ÁGUA
Cidade e cidadãos: 100 anos destruindo os rios paulistanos
Ricardo Toledo Neder
UM SÉCULO de destruição dos rios na área metropolitana de São Paulo enxovalha nossa civilidade, esmaga o perfil do cidadão, espezinha a consciência do morador da maior cidade da América do Sul, assim como destrói a saúde e a vida de milhares de habitantes pobres em áreas de risco e favelas. Há uma relação complexa de afinidades, causalidades e conflitos. Entretanto, igualmente ricos e pobres poluem os rios metropolitanos com suas águas servidas e esgotos não tratados. Mais grave é o estado-da-arte da política pública de saneamento, que praticamente se arrasta diante da velocidade da destruição de matas nos mananciais, do lixo nas águas, esgotos clandestinos das indústrias e comunidades nas represas metropolitanas.
Esse quadro desgosta a todos invariavelmente e também causa indignação a estrangeiros que percorrem a cidade. Questões complexas envolvem a gestão das águas na área metropolitana de São Paulo. Daí a necessidade de compreensão das possibilidades e limites de funcionamento do Comitê da Bacia do Alto Tietê colegiado criado em 1994 para reunir representantes de entidades associativas e profissionais, técnicos e universidades, prefeituras e membros do governo estadual, para decidir sobre projetos e obras, serviços e, sobretudo, tomar decisões para encaminhar as políticas públicas que ajudem a salvar os grande rios Tietê, Pinheiros, Tamanduateí, Pirajussara, entre outros.
O Comitê foi subdividido na Cabeceira (nascente do Tietê), e no caudal enxovalhado ao longo da zona leste até Pirapora do Bom Jesus (Pinheiros-Pirapora). Tem ainda dois braços laterais em direção meridional: Cotia-Guarapiranga e o Tamanduateí-Billings (enormes massas d'água outrora de entretenimento e moradia contaminadas ao longo dos últimos 50 anos por indústrias e bairros, governos e cidadãos).
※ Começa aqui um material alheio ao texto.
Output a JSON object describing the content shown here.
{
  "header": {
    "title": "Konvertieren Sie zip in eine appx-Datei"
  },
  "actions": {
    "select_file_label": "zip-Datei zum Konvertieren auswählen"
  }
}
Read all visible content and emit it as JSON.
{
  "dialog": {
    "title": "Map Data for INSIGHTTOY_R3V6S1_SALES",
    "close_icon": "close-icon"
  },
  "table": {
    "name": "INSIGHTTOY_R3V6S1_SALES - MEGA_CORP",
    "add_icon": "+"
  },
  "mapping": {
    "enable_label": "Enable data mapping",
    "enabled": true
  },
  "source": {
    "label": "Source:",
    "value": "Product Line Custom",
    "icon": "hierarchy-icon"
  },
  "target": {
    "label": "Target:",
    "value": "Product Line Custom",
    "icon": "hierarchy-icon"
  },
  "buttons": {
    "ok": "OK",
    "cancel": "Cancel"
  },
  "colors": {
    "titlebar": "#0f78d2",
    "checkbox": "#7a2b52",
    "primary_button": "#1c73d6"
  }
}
O maior responsável foram as empresas do setor elétrico que não trataram das represas como patrimônio cultural e natural. O quinto subcomitê é o das nascentes da Cantareira, ao norte, cujo adensamento urbano não deixa dúvidas dos perigos de destruição de nascentes, e dos canais que transportam águas de longe, da bacia do Piracicaba para abastecer São Paulo.
Desde 1996 o Comitê da Bacia do Alto Tietê atrai os representantes da sociedade civil (menos da econômica, que resiste em participar do comitê) com o intuito de deliberar com prefeituras e Estado sobre as coordenadas necessárias para o acompanhamento das decisões que possam salvar os rios da Grande São Paulo.
Esse tipo de colegiado é fruto da democracia juvenil que temos. Não é o melhor arranjo ainda mas poderá vir a sê-lo em futuro próximo. O poder de informação e de intervenção dos atores econômicos e dos técnicos governamentais é muito maior que os da sociedade civil (moradores-consumidores e associações civis não-econômicas).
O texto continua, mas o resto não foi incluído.